VENTURES AFRICA – Behind a burgeoning international market for their environmentally conscious sandals is the inspiring entrepreneurial story of a group of Kenyans who have toiled over the years to build a shoe making brand that has not only given them a steady source of income, but also given them a share in a company deemed to revolutionize textile industry in the region.
Ecosandals, located in Kariobangi, one of Kenya’s most populous informal settlements, produces an environment-friendly product with raw materials sourced from the local market. The sole is made from used tires and the strap and lining from second-hand denim or camouflage or any other recycled cloth.
The result is a product that champions its informal settlement origins and, in so doing, overturns the entire understanding of what it is: place for creativity and entrepreneurship and not poverty and hopelessness.
Ecosandals began when Matt Meyer, a visiting American student, came to Kenya in 1992 to work with street children through the foremost local African NGO of the time, Undugu Society. “I came here wanting to help. You want to do something….but it is hard to know how to engage,” he said. Earlier on, he learnt two important lessons, both of which contributed to the character of the company that he went on to co-found.

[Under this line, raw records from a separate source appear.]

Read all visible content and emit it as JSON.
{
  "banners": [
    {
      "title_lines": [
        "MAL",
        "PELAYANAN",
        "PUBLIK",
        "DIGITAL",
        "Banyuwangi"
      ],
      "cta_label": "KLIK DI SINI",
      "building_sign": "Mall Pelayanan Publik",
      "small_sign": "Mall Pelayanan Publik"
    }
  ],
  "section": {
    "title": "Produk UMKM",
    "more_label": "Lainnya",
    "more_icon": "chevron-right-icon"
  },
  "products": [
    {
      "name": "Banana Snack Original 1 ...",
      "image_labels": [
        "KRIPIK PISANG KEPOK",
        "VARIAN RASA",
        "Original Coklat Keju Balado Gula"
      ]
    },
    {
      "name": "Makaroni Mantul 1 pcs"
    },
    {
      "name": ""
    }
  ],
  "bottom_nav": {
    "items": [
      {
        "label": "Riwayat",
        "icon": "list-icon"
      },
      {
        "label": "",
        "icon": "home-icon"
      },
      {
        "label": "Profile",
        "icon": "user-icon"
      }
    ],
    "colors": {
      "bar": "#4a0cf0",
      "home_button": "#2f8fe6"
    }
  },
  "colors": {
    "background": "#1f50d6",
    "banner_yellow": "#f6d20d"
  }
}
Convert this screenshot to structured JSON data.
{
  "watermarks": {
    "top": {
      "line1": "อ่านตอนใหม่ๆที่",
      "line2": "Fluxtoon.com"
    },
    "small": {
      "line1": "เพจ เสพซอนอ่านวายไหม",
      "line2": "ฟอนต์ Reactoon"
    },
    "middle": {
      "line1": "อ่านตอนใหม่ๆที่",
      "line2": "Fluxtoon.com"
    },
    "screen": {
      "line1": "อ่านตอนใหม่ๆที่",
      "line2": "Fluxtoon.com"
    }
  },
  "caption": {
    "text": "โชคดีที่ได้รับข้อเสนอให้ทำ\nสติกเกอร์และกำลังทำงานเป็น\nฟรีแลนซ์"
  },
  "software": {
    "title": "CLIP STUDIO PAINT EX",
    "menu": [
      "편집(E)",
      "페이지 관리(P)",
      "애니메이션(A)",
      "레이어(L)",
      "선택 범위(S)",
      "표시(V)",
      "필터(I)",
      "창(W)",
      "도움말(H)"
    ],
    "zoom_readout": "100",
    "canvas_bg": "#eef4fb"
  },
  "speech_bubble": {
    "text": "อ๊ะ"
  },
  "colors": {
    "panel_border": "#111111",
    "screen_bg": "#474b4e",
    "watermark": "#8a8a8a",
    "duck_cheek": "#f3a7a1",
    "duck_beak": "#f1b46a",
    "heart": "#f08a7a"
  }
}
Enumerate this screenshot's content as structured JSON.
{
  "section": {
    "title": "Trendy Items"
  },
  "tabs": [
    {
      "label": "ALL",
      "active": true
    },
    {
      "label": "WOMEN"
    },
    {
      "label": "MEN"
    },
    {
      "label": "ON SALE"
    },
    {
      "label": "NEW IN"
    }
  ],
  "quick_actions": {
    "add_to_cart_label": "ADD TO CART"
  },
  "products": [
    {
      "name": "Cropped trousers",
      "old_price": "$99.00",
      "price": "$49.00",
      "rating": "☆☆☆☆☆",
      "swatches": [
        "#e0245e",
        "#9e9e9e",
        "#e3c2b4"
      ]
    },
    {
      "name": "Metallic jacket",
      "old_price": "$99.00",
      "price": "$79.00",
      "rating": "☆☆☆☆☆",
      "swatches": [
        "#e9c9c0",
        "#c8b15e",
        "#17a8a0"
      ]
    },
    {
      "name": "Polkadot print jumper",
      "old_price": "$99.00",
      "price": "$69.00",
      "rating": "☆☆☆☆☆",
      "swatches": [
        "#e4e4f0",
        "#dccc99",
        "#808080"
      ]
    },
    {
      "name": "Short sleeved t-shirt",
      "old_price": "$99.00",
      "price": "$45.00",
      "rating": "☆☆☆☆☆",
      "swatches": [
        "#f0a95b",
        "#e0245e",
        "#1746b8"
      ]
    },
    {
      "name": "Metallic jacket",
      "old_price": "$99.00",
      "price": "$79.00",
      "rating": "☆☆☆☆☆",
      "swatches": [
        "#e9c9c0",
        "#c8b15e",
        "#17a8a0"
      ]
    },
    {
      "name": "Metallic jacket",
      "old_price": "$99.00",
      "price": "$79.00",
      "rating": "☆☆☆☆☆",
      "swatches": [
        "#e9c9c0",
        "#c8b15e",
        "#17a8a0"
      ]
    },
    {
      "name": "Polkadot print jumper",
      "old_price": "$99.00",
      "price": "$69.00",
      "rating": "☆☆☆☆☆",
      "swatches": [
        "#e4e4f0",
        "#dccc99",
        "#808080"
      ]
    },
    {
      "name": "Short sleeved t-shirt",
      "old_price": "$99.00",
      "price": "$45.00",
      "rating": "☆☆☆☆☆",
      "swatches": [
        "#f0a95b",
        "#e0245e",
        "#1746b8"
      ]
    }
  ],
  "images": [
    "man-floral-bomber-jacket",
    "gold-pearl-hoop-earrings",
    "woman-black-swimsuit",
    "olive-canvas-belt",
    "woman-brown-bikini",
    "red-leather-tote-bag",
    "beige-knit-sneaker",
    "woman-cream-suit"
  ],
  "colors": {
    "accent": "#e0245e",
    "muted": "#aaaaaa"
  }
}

First, that the NGO culture in Africa was doing more harm than good. “I found that when I gave someone $1, they came back the next day for $2, then $5. And so I found that when I gave people money, I was actually helping myself more than I was helping them,” he said.
Second, Kenyans had the answer to their own challenges; they just needed to be given their own challenges; they just needed to be given the right opportunities. “I wanted to give Kenyans some way to engage with the world outside. I wanted it to be something where they had responsibility where they weren’t recipients.”
The Ecosandals business began in 2000. A pair of Ecosandals costs $10 to $40 depending on the make. Although the emphasis on Kenyan market, two retail stores in the United States that stocks the sandals, including the globally known Walmart and Home Depo, have been overwhelmed by the demand that they have been forced to increase order from Kenya from a paltry 20 sandals each to now 300 sandals each every month. “The whole idea is that Kenya can build a globally recognized fashion brand,” Mr. Meyer said.
The business started with a grant of $10,000 from the Samuel Huntington Fund in Massachussets, and later attracted an additional investment of $50,000. When the business experienced a growth spurt from online sales, its value shot to $1.5 million, but Meyer is unsure of what it is worth today. The staff base fluctuates between six and 40.
This year, Ecosandals initiated aggressive rebranding and marketing to development store displays, which will ideally pre-empt their growth into boutique stores and leading supermarkets in the country. Ecosandals is also planning to move its workshop to a larger location buoyed by growth.
Mr. Meyer attributes the company’s growth and its successes to three key things. The first is the ownership structure of the company: the workers own the project.
“We’re a for-profit business. Our sandal markers are shareholders who, like any other shareholders, want to maximize profit. And because they are shareholders, they buy into the project,” he said.
The idea started by offering a financial incentive for every worker who came up with a new design but with time, Mr. Meyer started offering them ownership and encouraging them to develop new ideas. “It was too complex and it didn’t work,” he said. “Instead, they bought into the company and wanted to make cool stuff.”
This bottom-up structure of management and ownership were a key turning point as it gave the workers a sense of dignity, which was some ways more important than money. “I am definitely not running this,” said Mr. Meyer. And so Ecosandals is no different from a private business except that the workers own a bulk of the shares.
“Everyone who works for our project for over three months is not just an employee. They are owners. They have the skills and knowledge to run it. And when they need money, I ask how many shares will give me?”
Each sandal is developed on a theme, which is linked to the concerns of the workers. So, for instance, some of their designs are called Amani (peace), Zuri (beautiful), Mbele (forward) and Safi (clean). The second step that Ecosandals took was to embrace social media in marketing.
“The Facebook thing is good for business. Keeping in constant contract with the customers and pushing messages out to them on a regular basis is good. But also having our workers feel like they are directly interacting with their customers as human beings.”
The company’s’ third strategic decision, which syncs with making workers shareholders and allowing them to engage with their customers through social media, is to break the anonymity of the worker.
By putting a card on each of the sandals which has the sandal makers name and their email address, direct contact between the maker and the customer is established- which ultimately bridges the gap between the two and prevents an intermediary from eating into the profit margin.
Mr. Meyer says this is probably a revolutionary idea for the textile or the fashion business since through the card, the sandal maker is given a voice and granted them recognition and respect.
Mr. Meyer talks openly about the management problems that the business has experienced. “We had put up a website, and when the business on the web was taking off and we got a lot of press from it. But then a lot of people were stealing money. We tried to put controls but when you are making $20,000 every day, multiply that to what the shilling was then, and put that in the Kenyan slum terms and that is a lot of money. There’s a lot of temptation.”
Ecosandals prides itself on the tried and tested tagline that their sandals are good to wear for five years or for 5,000 miles.